As Brexit turns into a farce with the most recent stalemate in the House of Commons, its speaker John Bercow has become probably the only politician who has gained admiration during the painful and never-ending divorce from the European Union.
The House of Commons leader has recently found a worldwide fame thanks to his invitation to “order” for MPs during generally heated Brexit debates.
When German newspaper Tagesschau published a video on Bercow’s interventions in the parliament, it was shared by more than 300,000 in a very short time.
It reported that Bercow has been inviting British lawmakers to “order” and “calm” since 2009 and the video showed him inviting them to “Zen”- a state of quietness via meditation.

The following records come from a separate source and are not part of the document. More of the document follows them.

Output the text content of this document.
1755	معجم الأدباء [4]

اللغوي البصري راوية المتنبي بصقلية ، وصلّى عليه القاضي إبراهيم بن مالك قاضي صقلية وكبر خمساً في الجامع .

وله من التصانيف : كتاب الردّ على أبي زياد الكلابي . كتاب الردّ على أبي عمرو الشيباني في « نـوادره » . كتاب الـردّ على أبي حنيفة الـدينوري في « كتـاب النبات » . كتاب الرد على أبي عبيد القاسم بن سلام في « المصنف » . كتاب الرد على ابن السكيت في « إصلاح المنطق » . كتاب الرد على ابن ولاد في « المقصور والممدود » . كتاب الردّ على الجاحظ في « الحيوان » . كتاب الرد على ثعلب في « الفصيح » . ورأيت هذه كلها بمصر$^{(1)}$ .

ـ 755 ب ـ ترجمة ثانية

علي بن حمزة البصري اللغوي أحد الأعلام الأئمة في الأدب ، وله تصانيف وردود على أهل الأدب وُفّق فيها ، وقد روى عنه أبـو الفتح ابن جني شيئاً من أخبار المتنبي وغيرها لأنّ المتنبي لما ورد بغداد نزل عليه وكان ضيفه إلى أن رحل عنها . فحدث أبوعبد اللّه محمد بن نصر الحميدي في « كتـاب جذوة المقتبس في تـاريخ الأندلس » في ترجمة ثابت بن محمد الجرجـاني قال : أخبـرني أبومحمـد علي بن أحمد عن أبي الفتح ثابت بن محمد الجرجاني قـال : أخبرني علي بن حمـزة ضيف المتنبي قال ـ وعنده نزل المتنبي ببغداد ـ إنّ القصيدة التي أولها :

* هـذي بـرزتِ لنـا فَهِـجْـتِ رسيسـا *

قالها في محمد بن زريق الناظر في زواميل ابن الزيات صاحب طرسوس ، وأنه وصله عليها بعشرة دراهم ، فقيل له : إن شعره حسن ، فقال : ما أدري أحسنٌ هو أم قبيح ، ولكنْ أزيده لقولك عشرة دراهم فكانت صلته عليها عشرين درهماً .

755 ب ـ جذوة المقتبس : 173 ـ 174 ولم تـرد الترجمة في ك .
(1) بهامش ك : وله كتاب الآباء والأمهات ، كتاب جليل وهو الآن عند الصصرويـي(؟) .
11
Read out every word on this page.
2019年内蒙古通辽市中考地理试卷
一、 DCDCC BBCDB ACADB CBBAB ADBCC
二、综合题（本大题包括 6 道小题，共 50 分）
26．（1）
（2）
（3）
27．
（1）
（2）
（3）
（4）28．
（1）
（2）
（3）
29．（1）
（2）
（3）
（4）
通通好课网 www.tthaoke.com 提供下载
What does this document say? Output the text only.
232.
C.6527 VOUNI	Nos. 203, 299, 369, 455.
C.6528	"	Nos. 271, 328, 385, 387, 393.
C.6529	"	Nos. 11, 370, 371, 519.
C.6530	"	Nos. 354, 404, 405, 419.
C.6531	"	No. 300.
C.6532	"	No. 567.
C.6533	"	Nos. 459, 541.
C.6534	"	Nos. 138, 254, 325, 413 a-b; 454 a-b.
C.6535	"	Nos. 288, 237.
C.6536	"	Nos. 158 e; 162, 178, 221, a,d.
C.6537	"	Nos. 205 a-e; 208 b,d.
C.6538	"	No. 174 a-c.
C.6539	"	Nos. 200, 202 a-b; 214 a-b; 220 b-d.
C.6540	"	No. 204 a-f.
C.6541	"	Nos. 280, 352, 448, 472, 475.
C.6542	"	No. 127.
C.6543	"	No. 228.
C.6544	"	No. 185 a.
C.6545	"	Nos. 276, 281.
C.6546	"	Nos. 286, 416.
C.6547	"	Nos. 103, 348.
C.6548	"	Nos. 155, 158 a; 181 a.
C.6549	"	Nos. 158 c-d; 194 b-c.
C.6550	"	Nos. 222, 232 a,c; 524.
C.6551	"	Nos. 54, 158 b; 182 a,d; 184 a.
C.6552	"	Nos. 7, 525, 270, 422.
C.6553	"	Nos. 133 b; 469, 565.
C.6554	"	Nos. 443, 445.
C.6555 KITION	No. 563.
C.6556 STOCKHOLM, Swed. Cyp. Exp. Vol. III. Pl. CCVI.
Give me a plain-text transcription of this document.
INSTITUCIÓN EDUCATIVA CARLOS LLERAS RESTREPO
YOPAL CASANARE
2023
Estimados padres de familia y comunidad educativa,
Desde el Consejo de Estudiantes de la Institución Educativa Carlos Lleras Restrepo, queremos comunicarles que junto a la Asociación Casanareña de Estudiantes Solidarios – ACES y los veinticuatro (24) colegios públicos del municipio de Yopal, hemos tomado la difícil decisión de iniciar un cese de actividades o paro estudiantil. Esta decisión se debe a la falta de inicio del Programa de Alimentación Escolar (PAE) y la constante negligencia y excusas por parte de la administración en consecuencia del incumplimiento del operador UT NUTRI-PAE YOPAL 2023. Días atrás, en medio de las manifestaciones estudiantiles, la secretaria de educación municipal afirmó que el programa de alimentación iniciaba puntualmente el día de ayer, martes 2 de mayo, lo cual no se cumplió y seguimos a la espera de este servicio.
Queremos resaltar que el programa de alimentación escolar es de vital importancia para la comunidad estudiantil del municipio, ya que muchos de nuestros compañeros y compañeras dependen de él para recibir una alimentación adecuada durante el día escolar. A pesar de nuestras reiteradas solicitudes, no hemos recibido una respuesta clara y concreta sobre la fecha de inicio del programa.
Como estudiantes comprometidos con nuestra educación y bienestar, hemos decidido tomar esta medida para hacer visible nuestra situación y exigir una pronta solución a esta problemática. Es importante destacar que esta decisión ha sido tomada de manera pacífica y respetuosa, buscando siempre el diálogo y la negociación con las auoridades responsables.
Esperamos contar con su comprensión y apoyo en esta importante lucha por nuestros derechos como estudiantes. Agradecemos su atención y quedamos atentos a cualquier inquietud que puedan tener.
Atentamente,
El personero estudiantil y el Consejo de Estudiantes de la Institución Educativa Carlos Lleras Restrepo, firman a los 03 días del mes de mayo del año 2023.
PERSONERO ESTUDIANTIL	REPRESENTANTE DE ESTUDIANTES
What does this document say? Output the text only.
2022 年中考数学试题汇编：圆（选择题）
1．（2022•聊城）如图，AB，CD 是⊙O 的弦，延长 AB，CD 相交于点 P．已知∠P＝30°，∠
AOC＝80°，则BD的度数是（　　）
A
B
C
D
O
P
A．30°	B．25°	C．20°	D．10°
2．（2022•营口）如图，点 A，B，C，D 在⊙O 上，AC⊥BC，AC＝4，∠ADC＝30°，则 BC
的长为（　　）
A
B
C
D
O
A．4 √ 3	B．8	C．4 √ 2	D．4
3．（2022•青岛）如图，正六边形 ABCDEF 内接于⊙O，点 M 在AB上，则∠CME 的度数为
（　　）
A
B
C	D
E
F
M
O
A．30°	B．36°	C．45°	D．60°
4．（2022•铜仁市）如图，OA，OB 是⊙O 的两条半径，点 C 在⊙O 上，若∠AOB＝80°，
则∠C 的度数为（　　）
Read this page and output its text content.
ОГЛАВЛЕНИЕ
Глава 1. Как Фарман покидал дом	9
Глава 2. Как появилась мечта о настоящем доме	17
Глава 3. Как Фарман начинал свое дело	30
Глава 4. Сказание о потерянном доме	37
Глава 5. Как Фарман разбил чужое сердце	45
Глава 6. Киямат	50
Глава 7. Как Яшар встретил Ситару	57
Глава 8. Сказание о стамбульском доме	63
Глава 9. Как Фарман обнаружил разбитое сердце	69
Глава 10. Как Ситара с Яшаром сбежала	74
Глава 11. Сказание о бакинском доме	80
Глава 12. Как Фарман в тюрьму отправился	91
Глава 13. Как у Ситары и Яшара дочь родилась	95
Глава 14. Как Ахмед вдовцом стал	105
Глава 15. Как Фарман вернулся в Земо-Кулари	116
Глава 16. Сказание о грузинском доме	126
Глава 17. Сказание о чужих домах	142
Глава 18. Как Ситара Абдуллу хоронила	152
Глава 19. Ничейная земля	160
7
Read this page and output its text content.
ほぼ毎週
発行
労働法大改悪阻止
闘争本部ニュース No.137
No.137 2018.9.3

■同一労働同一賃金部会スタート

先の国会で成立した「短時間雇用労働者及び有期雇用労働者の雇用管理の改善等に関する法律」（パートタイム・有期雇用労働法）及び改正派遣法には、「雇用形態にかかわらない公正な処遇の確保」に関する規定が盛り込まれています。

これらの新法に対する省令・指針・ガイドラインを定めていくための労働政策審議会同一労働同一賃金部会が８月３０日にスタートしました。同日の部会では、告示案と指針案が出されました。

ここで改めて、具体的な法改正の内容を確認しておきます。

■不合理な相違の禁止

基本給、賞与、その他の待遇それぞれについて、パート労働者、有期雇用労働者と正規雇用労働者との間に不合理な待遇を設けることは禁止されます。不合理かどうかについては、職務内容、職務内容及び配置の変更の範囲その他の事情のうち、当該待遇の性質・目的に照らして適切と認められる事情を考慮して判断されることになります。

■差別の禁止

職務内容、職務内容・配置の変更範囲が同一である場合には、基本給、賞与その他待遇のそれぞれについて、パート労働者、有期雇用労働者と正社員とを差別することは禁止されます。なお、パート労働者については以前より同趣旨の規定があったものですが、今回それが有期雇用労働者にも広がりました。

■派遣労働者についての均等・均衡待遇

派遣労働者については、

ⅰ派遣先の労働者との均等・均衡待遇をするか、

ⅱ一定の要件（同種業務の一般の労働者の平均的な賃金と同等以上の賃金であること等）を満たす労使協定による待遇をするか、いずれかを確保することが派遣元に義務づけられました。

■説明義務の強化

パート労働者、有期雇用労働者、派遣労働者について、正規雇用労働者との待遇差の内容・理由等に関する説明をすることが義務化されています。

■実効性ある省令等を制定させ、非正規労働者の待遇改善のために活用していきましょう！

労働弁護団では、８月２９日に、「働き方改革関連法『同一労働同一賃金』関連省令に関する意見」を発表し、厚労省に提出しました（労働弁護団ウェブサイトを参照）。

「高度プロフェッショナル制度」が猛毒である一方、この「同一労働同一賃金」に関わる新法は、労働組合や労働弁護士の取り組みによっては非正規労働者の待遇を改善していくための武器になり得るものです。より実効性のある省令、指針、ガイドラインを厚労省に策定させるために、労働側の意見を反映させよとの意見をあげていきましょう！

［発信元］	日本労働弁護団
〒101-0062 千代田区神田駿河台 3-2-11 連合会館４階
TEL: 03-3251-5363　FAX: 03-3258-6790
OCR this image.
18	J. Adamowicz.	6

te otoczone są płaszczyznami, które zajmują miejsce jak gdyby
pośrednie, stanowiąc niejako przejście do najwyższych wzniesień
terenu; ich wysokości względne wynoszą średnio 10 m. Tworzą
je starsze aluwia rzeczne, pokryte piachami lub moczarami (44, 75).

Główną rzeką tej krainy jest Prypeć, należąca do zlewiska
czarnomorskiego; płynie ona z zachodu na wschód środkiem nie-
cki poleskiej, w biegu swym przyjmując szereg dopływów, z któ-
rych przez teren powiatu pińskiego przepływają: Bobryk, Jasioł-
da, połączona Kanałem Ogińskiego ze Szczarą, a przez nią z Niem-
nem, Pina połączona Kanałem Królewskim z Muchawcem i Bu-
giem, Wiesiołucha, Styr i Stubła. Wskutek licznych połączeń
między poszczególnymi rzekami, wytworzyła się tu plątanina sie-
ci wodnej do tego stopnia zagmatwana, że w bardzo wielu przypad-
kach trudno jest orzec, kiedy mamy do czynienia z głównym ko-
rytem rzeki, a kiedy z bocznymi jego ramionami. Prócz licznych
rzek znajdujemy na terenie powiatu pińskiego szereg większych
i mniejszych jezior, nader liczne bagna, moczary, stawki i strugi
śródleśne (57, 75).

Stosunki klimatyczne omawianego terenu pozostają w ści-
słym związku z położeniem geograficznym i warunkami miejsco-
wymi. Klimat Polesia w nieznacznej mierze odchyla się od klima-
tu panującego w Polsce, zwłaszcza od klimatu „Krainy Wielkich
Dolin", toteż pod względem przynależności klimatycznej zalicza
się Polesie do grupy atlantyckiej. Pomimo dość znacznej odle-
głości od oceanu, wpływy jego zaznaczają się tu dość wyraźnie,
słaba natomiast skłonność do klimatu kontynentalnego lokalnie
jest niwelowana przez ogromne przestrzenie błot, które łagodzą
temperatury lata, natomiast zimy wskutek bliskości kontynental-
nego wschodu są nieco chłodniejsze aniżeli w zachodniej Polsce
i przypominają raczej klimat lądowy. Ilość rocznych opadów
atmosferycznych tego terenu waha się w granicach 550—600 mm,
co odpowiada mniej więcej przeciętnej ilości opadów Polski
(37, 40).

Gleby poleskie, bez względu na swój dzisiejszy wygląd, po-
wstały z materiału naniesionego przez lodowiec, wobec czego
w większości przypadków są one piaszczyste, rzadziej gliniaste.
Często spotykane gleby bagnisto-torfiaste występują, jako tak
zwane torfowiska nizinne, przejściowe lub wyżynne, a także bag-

The 55-year-old speaker’s best known line, as it is viewed by millions across the world thanks to televised sittings, is “ordeeeeer” (order), but his very high level of command of English language and his telling off disorderly MPs with sarcastic but joking way also add in to his popularity.
The speaker in the House of Commons traditionally has got a right to stop anybody, including the prime minister, while they are speaking and his interventions generally comes when a speech is not heard due to hubbub.
Bercow often says whoever is speaking at that moment “should be and will be heard.”
His interventions are paramount to the order of speeches in the House where the ruling party MPs and the opposition lawmakers are separated by a distance of two swords. The days of swords can be long gone but verbal interruptions by anyone are swiftly dealt with by Bercow.
However, Bercow’s actions are not always received in admiration. He also receives occasional criticism for his political interventions in the House.
His selection of amendments to motions brought forward by the government is found controversial at times. His selection of an amendment by Conservative MP Dominic Grieve came under fire by the government and pro-Brexit MPs as the amendment cleared the way for a stronger say on Brexit for the parliamentarians and gave MPs the right to have the final say on any deal.
As the MPs rejected May’s deal 3 times so far, some think it is Bercow’s doing as he permitted Grieve’s amendment to get voted. The speaker has got the right to select amendments which can be voted in the House.
Bercow certainly became one of the most spoken-about speakers when he banned a probable address to the House of Commons by US President Donald Trump during a visit last year.
He told MPs that "opposition to racism and sexism" were "hugely important considerations," when he vetoed Trump’s speech.
- Brexit fun
Brexit is surely a serious matter for British public and it is not still clear what will happen next in this latest episode of EU divorce, after MPs repeatedly voted down May’s withdrawal deal and the whole thing has plunged into a new low, but it is a concept that also creates its own humor.
The word Brexit was quickly coined up from a merger of words “Britain” and “exit” as soon as the referendum promises were made to public by the Conservatives years ago and it means the country’s exit from the EU.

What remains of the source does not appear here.